I miei diari di allenamento narrano che nel 2015 ho percorso il tratto da Caprino a Nago in 8 ore, quindi, 7 anni ma moltissimi allenamenti più tardi, sono convinto di coprire quel tratto in 7 ore e poi di riuscire a portare a termine la traversata in altre 5-6 al massimo. Prima di notte sarò a casa.

Parto maluccio perdendomi a Caprino Veronese, per aver voluto dare ascolto ad un locale che mi ha indicato la strada sbagliata, e aggiungo ai 15' persi altri 15' di caffè - brioches e gazzetta al bar per consolarmi. E poi su. La giornata è splendida, la gamba c'è, il sentiero non è bellissimo all'inizio, ma quando si arriva sui prati, è tutto bellissimo, compresi i numerosi camosci che sembrano piuttosto antropizzati.

Dopo 3 ore e mezza dalla partenza (pausa bar esclusa...) ho fatto 15 km e 2000 metri e rotti di dislivello: vuoi che in altre 3 e mezza, facciamo 4 per sicurezza, non riesca a farne altri 25 con poco più di 1000 m+ e un sacco di discesa? No. 

Prima incontro vari tratti di neve che mi invitano alla prudenza, poi a quelli si aggiunge un terreno infame costellato di rocce e sassi, che costringerebbe a ritmi bradipeschi anche caviglie più in forma della mia. Morale della favola, nelle successive tre ore e mezza di km ne faccio 13 con meno di 600 metri di dislivello.

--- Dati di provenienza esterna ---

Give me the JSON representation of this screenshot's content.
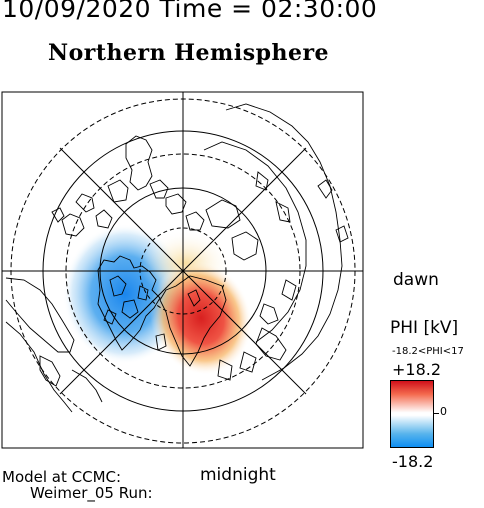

Il posto continua ad essere splendido, con il Garda, l'Adamello ecc. ecc., ma inizio a pensare che la mia Maestosa Traversata se ne vada su per il camino. Dubbio che si consolida dopo la pausa coca al bar di Bocca di Navene, e la risalita, neanche troppo pigra, al Monte Altissimo, in cima al quale non si capisce se il cielo ha intenzione di rovesciarmi in testa tutti i suoi catini, o di tornare sereno. 

E poi il dubbio diventa certezza nella discesa verso Nago, da dove in teoria avrei dovuto risalire verso lo Stivo, ma 2000 metri di discesa, un'ora ormai un po' tarda e le gambe che si stanno inesorabilmente imballando, mi inducono a più miti consigli. Scendo fino a Torbole dove ingaggio una furiosa gara contro il tempo per raggiungere Riva del Garda e pigliare l'ultima corriera decente per tornare a Trento, scoprendo, dopo 3 km ad un ritmo che per le mie gambe è un 2'/km (per il gps un po' di più...), che mentre io correvo verso la corriera, lei correva verso di me, e sarebbe bastato che io la aspettassi seduto su una panchina a Torbole, con un gelato in mano.

Alla fine i numeri dicono 47 km e mezzo, 11 ore e 3.200 metri di dislivello: o nel 2015 ero un missile, o ho barato nel riportare i numeri sul diario, perché la neve in più mi sembra non basti a giustificare tutta questa differenza.

Con il senno di poi, o di prima, pensando alla prossima volta, per fare il percorso ipotizzato varrebbe la pena di scegliersi una bella notte estiva di luna piena e partire da Caprino sul far delle tenebre, con alba sull'Altissimo, colazione sullo Stivo e comodo arrivo a Trento in mattinata. Non è detto che non ci provi già quest'anno.

2 commenti:

  1. Mai fidarsi di quelli di Caprino. A Verona lo sanno tutti.